When we win the championship game, we get the trophy, the yearbook shoutout, the glory. When we dress the right way, say the right thing, impress the right guy, we get the date. When we clean all the dishes, fold all the laundry, keep all the children alive, we buy the fancy cup of coffee, shame-free.
We live off of a self-made merit system. Work hard, play hard, win big. Right?
I’m a firm believer that most people aren’t lazy. Our culture is all about some goal-setting and expensive, sticker-laden planners. We don’t mind making big moves and making things happen, but we put the weight of our worth on how well all of these plans pan out. Often, when things go south, we don’t give ourselves any amount of grace. We take it personally and create our own identity crisis.
So, while Revelations 22:12 (ESV) says, “Behold, I am coming soon, bringing my recompense with me, to repay each one for what he has done,” I think we need to revisit this verse with extra grace—the kind of grace Christ gives, not the kind of grace we socially distance ourselves from out of guilt and failure.
Here are three freeing, less Zeus-like ways to interpret this Scripture:
Do you remember Matthew 25 and the parable of the virgins with their lamps? It’s this beautiful display of what it means to wait on Christ’s second return, always prepared to run away with the Bridegroom.
Yes, Christ’s second return will be a devastating day for the nonbeliever who doesn’t have their lamp lit, but we often believe that He is bringing Judgment Day to earth. Let’s get a few facts straight: Christ is returning to earth for His bride (us), and all the heavy judging will be in a heavenly realm.
When Christ says He’s “coming soon... to repay each for what he has done,” He’s coming for the brides who are dancing around with their fiery batons, sparklers, match bouquets, and oil lamps—ready for a Bridegroom Whose recompense looks different, softer, kinder than anything else.
I grew up in a church that thrived off of misinterpreting the King James Bible. “It’s the King James or the highway!” I was told... as if we were worshiping an interpretation of the Bible rather than the Godhead that brought the original Scripture to life.
Rather than understanding the character of Christ, I was taught to revere a version of the Bible that I never understood. From the way I saw things, the more thee-eth and thou-eth it was, the holier. No questions asked. No definitions or further studies required.

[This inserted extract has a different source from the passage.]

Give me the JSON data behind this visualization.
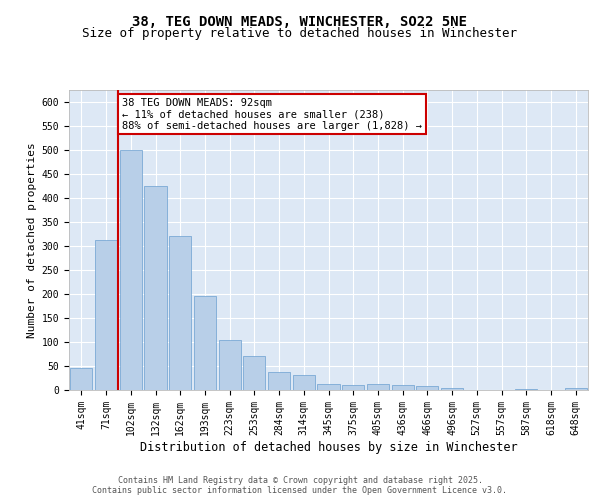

Even if your church doesn’t have an unhealthy obsession with a particular translation of the Bible, it’s common for church people to make assumptions about Scripture, or to misinterpret a verse. After all, most of us are pros at reading one verse and neglecting the context of the whole chapter, the whole book, the whole purpose behind the whole Bible. Right?
If you check out the definition of “recompense,” it means “to make amends (to someone) for loss or harm suffered.”
Perhaps instead of assuming that Revelation is this big, mean horror story, we should see it as the ultimate healing, as Christ coming back to save us from the sin and hurt that we’ve suffered.
Repaying someone has a negative connotation these days. For me, personally, when I think of repayment, I recall crime shows where someone gets jealous over some dirty money and kills the other guy off (who stole the dirty money from him). I think of parents going through a nasty divorce and using the child as a pawn to get even.
It’s often judgmental and cruel, and it never ends well.
But, as the story usually goes, I’ve taken my perspective, my understanding, my definition of a word like “repaying” and made all sorts of inaccurate assumptions.
In Revelation, we see the repayment as Christ coming back to earth and torching the whole place. We think He somehow revels in the Tribulation period while we’re over here hoping and praying that the Pre-Millennial theological perspective is correct.
Again, though, we’ve forgotten the source of God’s love, the “why” behind why Christ came to earth the first time. He came to restore. And yes, the Bible says He’s coming back with fire a second time, but remember that Christ never repays from a seat of hate and vengeance. He repays with grace, which means we not only dodge the bad stuff we deserve, but we get the free, redeeming stuff that cost Him His everything.
Yes, He’ll repay with fire a second time. But this fire will only consume what is evil, and meanwhile, purify what is His. As Christ’s beloved, this fire will only refine, cleanse, and heal hearts.
For the longest time, I refused to read Revelation. It portrayed an apocalypse that made me, even as a believer, terrified that I wouldn’t escape its wrath. But as I’ve grown in my faith, I’ve realized that we should read Scripture through the character of Christ rather than the assumptions of our own human experiences.
This isn’t to say that this newfound reading method softens the blow of conviction. Trust me, it puts conviction on high resolution, but when we see Christ as a (healthily) jealous, protective Bridegroom, as One Who desires to heal what’s broken in us, and as a God Who always repays with more goodness than we deserve, we see repayment as a win-win that calls us to not only be grateful, but calls us to extend unmerited grace and favor to others.
Let’s repay—but in a Jesus, maybe even Revelation, sort of way.